Disponibilidade e de sustentabilidade principais desafios, diz Lufthansa, como ensaios de biocombustíveis acabar com o primeiro vôo transatlântico comercial.

Lufthansa tem o objetivo de mudar a produção de bio-combustível a partir de óleo de palma para óleo de Não-Comestivel Pinhão-Manso e está tentando ‘recolher todos os porca de Não-Comestivel Pinhão-Manso única no mercado “, de acordo com um porta-voz da Lufthansa. Um motor de Lufthansa Airbus A321 a voar de Hamburgo para rota Frankfurt usará uma mistura de 50:50 de não-comestivel pinhão-manso bio-combustível e querosene tradicional feito pela gigante finlandesa bio-combustível Neste Oil, durante de seis-meses vôos  experimentais. Lufthansa reivindicação 1.500 toneladas de emissões de CO2 serão salvos durante o julgamento e serão utilizados apenas fontes sustentáveis de combustível. “O nosso objectivo deve ser o de conseguir uma contribuição positiva para o meio ambiente e economizar CO2”, disse um porta-voz da Lufthansa. “Estamos fazendo o nosso melhor para considerar todos os aspectos de sustentabilidade em nossa tentativa, que é supervisionado por cientistas externos. Se descobrirmos que não podemos Cumprir nossos requisitos rigorosos de sustentabilidade, vamos reagir em conformidade.”

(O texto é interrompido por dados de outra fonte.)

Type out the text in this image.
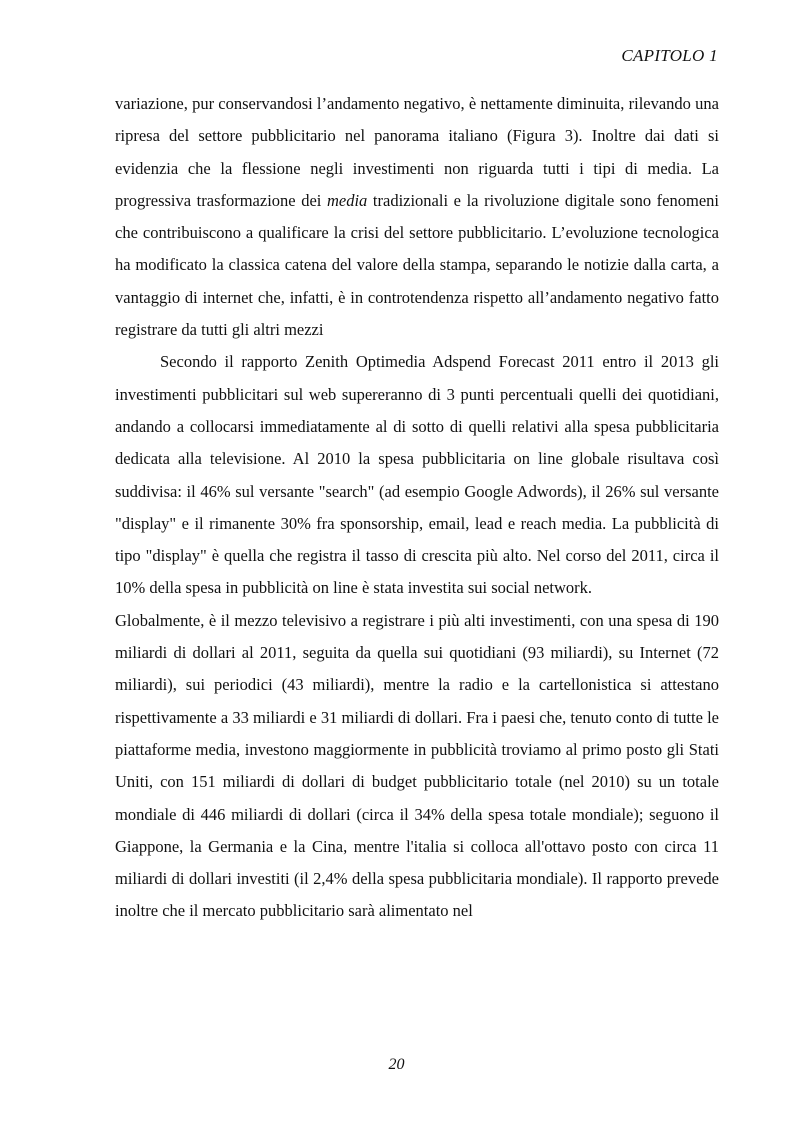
CAPITOLO 1

variazione, pur conservandosi l’andamento negativo, è nettamente diminuita, rilevando una ripresa del settore pubblicitario nel panorama italiano (Figura 3). Inoltre dai dati si evidenzia che la flessione negli investimenti non riguarda tutti i tipi di media. La progressiva trasformazione dei media tradizionali e la rivoluzione digitale sono fenomeni che contribuiscono a qualificare la crisi del settore pubblicitario. L’evoluzione tecnologica ha modificato la classica catena del valore della stampa, separando le notizie dalla carta, a vantaggio di internet che, infatti, è in controtendenza rispetto all’andamento negativo fatto registrare da tutti gli altri mezzi

Secondo il rapporto Zenith Optimedia Adspend Forecast 2011 entro il 2013 gli investimenti pubblicitari sul web supereranno di 3 punti percentuali quelli dei quotidiani, andando a collocarsi immediatamente al di sotto di quelli relativi alla spesa pubblicitaria dedicata alla televisione. Al 2010 la spesa pubblicitaria on line globale risultava così suddivisa: il 46% sul versante "search" (ad esempio Google Adwords), il 26% sul versante "display" e il rimanente 30% fra sponsorship, email, lead e reach media. La pubblicità di tipo "display" è quella che registra il tasso di crescita più alto. Nel corso del 2011, circa il 10% della spesa in pubblicità on line è stata investita sui social network.

Globalmente, è il mezzo televisivo a registrare i più alti investimenti, con una spesa di 190 miliardi di dollari al 2011, seguita da quella sui quotidiani (93 miliardi), su Internet (72 miliardi), sui periodici (43 miliardi), mentre la radio e la cartellonistica si attestano rispettivamente a 33 miliardi e 31 miliardi di dollari. Fra i paesi che, tenuto conto di tutte le piattaforme media, investono maggiormente in pubblicità troviamo al primo posto gli Stati Uniti, con 151 miliardi di dollari di budget pubblicitario totale (nel 2010) su un totale mondiale di 446 miliardi di dollari (circa il 34% della spesa totale mondiale); seguono il Giappone, la Germania e la Cina, mentre l'italia si colloca all'ottavo posto con circa 11 miliardi di dollari investiti (il 2,4% della spesa pubblicitaria mondiale). Il rapporto prevede inoltre che il mercato pubblicitario sarà alimentato nel

20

Joachim Buse, Vice-Presidente de Aviação Biocombustíveis diz “Não-Comestivel Pinhão-Manso seria a melhor opção. Mas não há o suficiente no momento, “Por esta razão, nós, muito provavelmente, não ser de arranque para comprar a quantidade de óleo de Não-Comestivel Pinhão-Manso  necessária para os 1.400 vôos de teste”. Vamos compensar a discrepância com óleo vegetal usado, a fim de realizar estes voos em primeiro lugar. Esta é uma solução temporária que consideramos aceitável, dada a excelente potencial “.

A experiência de seis meses pela Lufthansa usando misturas de biocombustíveis na rota entre Hamburgo e Frankfurt terminou com o vôo de biocombustível transatlântico comercial primeiro-já agendada. Ao todo, 1.187 voos regulares foram realizadas utilizando um Airbus A321 com um 50-50 mistura de combustível regular e querosene biossintético em um motor. O consumo total da mistura de bio-querosene ascendeu a 1.556 toneladas, diz a companhia, e os cálculos iniciais sugerem as emissões de CO2 foram reduzidas em 1.471 toneladas, como resultado. Lufthansa também relata que, graças à maior densidade de biocombustível, o consumo de combustível é reduzido em mais do que um por cento, com o benefício adicional de queima de combustível mais limpo devido a uma falta de compostos sulfurados e aromáticos.

O vôo transatlântico de Boeing 747-400 carregava 40 toneladas de mistura de biocombustível e salvou 38 toneladas de CO2 em comparação ao uso regular de querosene de jato, o equivalente às emissões de CO2 de seis vôos regulares entre Frankfurt e Berlim, afirma a companhia.

“Nosso projeto burnFAIR saiu sem problemas e para a nossa plena satisfação. “Como esperado, o biocombustível provou o seu valor em operações de voo diárias.”

Apesar do sucesso dos testes, Buse alertou para desafios futuros para os biocombustíveis de aviação. “Como próximo passo, vamos nos concentrar sobre a adequação, disponibilidade, sustentabilidade e certificação de matérias-primas. Mas primeiro temos de entrar neste mercado.

“Se queremos proteger o nosso clima e, portanto, o nosso futuro de forma sustentável, precisamos de idéias e tecnologias inovadoras e uma alternativa ecológica aos combustíveis fósseis – especialmente tendo em conta a crescente procura de mobilidade em todo o mundo”, disse Christoph Franz, Presidente da Conselho Executivo da Lufthansa.